We have a full day and night in Budapest, but even a week wouldn’t do justice to this extraordinarily beautiful city. From the moment I see the sun rising behind the Hungarian Parliament buildings across the Danube, I am hooked.

Back in Vienna, we have a choice of guided tours to Schönbrunn Palace, the magnificent former summer residence of the Habsburgs; or Bratislava, the capital of neighbouring Slovakia. A small group of us take the train to Bratislava to spend more time exploring the city. That’s another attraction of river cruising – you can enjoy as many of the included excursions as you like while enjoying your ship as a superbly appointed hotel that travels with you.

Bratislava is an intriguing mix with its medieval Old Town, crumbling mansions, graffiti-daubed Soviet-era buildings and traffic-jammed roads. Lunch at the Flag Ship restaurant is hearty Slovakian fare – garlic soup, potato pancakes and a gnocchi-type dish made with sheep’s cheese. It goes down nicely with locally brewed beer.

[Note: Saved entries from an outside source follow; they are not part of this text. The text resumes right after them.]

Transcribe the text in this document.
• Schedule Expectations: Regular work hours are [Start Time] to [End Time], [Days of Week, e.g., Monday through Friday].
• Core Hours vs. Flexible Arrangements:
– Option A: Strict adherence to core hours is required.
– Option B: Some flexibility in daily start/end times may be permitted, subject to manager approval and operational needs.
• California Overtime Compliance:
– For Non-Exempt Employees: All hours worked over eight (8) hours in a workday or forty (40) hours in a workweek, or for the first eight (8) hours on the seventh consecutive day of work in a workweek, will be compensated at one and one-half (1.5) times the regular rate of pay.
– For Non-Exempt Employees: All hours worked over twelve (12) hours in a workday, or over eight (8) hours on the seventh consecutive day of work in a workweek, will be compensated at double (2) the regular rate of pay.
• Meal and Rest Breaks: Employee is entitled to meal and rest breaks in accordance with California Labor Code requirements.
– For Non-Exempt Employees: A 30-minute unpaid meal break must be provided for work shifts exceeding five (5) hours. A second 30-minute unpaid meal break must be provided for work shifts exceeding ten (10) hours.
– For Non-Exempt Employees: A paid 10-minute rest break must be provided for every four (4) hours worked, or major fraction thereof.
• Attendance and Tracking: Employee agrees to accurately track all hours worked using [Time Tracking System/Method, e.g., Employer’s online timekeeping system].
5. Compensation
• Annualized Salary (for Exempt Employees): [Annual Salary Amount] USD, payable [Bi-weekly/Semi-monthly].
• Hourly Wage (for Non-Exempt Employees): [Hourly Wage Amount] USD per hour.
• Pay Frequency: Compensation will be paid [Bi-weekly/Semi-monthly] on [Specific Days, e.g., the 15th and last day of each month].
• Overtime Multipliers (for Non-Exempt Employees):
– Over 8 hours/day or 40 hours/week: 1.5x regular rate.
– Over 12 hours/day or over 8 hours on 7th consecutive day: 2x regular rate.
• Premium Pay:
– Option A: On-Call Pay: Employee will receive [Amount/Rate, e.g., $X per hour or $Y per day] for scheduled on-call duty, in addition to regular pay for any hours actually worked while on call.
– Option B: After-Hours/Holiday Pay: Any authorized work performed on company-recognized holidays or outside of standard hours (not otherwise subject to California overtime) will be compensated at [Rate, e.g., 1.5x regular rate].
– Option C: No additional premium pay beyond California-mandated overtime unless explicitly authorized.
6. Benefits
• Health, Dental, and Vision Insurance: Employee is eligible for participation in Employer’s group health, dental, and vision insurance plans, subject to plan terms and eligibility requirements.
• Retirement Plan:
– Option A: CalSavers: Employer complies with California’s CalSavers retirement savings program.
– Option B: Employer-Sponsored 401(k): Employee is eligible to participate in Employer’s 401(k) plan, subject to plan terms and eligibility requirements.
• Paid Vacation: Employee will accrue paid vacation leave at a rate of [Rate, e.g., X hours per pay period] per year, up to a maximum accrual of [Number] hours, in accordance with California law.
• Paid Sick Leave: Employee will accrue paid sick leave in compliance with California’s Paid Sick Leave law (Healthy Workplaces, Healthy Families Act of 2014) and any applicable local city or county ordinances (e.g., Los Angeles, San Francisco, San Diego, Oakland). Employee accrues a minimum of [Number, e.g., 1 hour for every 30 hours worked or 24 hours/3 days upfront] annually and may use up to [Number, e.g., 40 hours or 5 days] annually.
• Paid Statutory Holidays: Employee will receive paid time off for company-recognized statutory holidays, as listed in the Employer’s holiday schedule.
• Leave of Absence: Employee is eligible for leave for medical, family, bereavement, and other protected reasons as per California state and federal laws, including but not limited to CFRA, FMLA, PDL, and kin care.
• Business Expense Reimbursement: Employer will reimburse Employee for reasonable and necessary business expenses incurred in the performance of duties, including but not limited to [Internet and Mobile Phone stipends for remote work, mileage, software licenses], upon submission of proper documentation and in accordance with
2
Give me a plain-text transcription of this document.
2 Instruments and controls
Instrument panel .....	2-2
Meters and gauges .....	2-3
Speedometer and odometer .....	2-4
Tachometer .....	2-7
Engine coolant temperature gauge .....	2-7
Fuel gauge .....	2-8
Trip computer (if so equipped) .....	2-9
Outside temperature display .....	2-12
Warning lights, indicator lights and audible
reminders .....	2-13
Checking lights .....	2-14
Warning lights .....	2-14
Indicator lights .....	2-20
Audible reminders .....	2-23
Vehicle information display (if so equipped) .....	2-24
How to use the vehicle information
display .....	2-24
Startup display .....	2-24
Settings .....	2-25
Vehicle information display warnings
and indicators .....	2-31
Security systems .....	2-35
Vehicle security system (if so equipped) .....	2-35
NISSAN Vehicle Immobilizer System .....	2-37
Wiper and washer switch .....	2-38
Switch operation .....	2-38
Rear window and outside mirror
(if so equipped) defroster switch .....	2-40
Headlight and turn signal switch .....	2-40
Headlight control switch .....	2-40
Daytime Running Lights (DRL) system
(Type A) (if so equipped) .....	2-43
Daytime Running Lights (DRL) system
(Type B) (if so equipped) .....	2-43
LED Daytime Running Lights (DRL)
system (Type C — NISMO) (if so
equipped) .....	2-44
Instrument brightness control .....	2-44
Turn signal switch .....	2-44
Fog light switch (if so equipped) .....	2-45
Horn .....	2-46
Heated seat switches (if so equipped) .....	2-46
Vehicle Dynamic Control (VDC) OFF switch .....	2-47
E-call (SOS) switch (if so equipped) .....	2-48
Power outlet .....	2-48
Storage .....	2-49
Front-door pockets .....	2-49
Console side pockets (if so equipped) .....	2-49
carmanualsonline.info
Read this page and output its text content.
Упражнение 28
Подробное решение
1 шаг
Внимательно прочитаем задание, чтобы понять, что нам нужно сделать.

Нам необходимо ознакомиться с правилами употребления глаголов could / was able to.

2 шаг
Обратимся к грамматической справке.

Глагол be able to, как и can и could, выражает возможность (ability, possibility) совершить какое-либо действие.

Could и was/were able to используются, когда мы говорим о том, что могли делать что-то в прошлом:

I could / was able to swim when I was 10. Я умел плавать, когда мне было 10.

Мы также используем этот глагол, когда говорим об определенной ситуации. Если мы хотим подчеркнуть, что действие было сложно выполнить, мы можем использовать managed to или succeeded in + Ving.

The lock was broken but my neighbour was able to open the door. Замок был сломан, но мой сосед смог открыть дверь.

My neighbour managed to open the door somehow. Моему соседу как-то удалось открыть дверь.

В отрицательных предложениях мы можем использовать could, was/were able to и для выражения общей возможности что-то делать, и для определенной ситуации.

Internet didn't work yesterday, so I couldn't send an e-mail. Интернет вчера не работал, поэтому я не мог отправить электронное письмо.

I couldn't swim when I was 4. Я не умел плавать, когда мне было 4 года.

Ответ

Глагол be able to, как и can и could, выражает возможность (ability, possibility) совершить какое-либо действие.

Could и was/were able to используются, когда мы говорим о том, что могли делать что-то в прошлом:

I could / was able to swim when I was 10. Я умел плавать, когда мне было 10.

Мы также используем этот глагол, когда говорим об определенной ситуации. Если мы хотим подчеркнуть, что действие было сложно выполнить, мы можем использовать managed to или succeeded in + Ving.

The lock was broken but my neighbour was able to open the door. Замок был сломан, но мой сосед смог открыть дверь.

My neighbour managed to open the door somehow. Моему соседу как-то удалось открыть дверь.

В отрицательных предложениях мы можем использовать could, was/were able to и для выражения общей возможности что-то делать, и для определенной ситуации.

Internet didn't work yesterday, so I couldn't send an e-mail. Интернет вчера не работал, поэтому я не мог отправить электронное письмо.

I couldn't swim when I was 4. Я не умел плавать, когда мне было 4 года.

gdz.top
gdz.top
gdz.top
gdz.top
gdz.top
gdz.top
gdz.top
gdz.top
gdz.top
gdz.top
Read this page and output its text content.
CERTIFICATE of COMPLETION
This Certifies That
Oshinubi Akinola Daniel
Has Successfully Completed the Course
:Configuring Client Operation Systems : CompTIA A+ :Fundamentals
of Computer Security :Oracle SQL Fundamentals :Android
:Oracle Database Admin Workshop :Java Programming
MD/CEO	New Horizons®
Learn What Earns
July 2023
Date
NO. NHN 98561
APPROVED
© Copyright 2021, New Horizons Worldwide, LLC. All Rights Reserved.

We have a full day and night in Budapest, but even a week wouldn’t do justice to this extraordinarily beautiful city. From the moment I see the sun rising behind the Hungarian Parliament buildings across the Danube, I am hooked. Like Prague, Krakow and Lubliana, among others, Budapest has become a hub for students, backpackers, intellectuals, artists and international partygoers. Our tour of Buda (the western, hilly bank of the river) and Pest (the flatter, city-centric side) takes us to landmark sites including Heroes’ Square, Matthias Church and the Fisherman’s Bastion on Castle Hill, plus the WAMP contemporary design market.

Thermal baths have been part of Hungarian life since Roman times. The Szechenyi Spa Baths complex in the centre of the city has 15 indoor baths and three outdoor pools. Even though it is a chilly spring morning, all the facilities are well-patronised, mostly by locals. Massages and medicinal mud baths are also available if you book in advance.

A night out in the romkocsma or “ruin pubs” in the old Jewish quarter is a fitting finale to our cruise. These arty bars started popping up in old factory and tenement buildings a few years ago and are furnished with the “found art” materials. Some host informal art exhibitions, experimental films and creative workshops. However, the ruin pub we discover is hosted by a seriously grumpy barman.